Drewry’s latest annual report on global and international container terminal operators shows that the sector remains dynamic and profitable, but that numerous changes are also taking place. All terminal operators face the challenge of growth on two fronts – growth in container demand and growth in ship sizes.
Whilst it is generally agreed that future container demand growth will not be as strong as the boom periods of the 1990s and 2000s, global container port demand is still forecast to exceed 800 million teu p.a. by 2017, growing by just over 5% p.a. To put this growth into context, the 186 million teu which this growth represents is the equivalent of the entire throughput of all Chinese ports in 2012. Or to put it another way, it is more than the entire 2012 throughput of North America, Europe and the Middle East combined. This illustrates what a colossal industry the container port business has become – something that is often overlooked because it is geographically fragmented across nearly 1,300 terminals across the world and so the collective industry is somewhat under the radar. Even modest demand growth now generates huge absolute increases in volumes therefore.
At the same time, container ship sizes are increasing dramatically. The largest container ship in the world fleet has quadrupled in size since 1992, and in the Asia-Europe trade lane it has doubled in the last 10 years.
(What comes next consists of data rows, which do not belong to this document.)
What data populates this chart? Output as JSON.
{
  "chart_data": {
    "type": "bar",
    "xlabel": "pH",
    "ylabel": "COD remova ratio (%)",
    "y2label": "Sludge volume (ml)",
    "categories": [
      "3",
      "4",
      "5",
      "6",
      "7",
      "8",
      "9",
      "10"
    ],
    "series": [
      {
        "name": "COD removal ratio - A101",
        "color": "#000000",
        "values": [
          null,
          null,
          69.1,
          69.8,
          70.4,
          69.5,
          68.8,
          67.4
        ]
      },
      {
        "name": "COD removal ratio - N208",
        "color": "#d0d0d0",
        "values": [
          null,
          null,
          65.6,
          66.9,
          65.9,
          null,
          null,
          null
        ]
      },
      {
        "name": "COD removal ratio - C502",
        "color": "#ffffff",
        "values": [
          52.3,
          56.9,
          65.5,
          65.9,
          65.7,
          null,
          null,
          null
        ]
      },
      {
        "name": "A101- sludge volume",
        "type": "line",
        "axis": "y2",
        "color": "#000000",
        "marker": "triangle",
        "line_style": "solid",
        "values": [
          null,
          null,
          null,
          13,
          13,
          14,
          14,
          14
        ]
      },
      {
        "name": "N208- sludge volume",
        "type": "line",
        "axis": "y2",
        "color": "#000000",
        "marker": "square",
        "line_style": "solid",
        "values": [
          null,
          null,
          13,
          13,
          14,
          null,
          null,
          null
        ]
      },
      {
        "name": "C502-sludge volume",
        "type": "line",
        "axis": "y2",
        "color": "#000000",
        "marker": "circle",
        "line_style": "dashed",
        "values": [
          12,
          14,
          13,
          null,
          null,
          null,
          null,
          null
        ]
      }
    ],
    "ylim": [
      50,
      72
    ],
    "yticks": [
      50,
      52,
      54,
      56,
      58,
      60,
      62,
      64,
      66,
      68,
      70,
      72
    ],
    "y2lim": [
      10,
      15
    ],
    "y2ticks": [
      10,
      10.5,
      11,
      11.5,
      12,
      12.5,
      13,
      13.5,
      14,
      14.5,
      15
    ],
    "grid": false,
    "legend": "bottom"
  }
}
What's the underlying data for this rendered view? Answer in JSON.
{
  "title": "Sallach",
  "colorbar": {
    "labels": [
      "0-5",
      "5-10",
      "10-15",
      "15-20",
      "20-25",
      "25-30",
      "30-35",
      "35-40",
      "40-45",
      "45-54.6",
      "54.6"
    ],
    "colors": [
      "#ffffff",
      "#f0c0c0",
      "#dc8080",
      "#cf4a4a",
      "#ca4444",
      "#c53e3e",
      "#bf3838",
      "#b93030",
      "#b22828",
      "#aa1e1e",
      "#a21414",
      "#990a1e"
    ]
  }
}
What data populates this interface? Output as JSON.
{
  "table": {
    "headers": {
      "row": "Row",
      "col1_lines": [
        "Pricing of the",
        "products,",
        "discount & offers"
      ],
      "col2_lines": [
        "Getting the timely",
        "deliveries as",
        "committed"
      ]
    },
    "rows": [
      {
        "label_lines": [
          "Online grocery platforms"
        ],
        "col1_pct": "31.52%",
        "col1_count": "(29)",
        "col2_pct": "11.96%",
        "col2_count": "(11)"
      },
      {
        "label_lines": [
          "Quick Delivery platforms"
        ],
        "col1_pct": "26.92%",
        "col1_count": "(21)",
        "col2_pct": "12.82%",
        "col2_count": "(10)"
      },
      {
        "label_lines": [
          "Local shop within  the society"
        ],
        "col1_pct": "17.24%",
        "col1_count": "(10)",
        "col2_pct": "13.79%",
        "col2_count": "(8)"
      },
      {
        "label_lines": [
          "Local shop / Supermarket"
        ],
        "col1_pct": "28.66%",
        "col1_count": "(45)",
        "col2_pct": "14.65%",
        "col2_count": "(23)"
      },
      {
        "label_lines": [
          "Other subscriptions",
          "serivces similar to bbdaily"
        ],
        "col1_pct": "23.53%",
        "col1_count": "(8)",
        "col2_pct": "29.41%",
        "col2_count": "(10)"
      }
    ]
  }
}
This in turn has triggered the formation of ever larger operational alliances, most notably the P3 alliance between Maersk, MSC and CMA CGM. The resultant rampant and rapid cascading of larger ships into secondary trade lanes is likely to create more port problems and challenges than the 18,000 teu monsters destined for the Asia-Europe trade lane.
Drewry’s Neil Davidson, Senior Analyst – Ports and Terminals noted, “Container terminal operators remain successful and highly active but there are many changes coming: changes in ownership as cash strapped shipping lines are forced to sell more stakes in their terminals, and aggressive terminal buyers chase expansion opportunities; changes in operations and infrastructure as ever larger container ships have to be accommodated not just in Europe and Asia, but around the world and changes in demand as modest growth still generates large absolute volume increases. For example, even if they only perform at the world average, Shanghai or Singapore will add almost 10 million teu to their total throughput by 2017. A figure of 10 million teu is more than the entire container port throughput of the U.K., India or Brazil.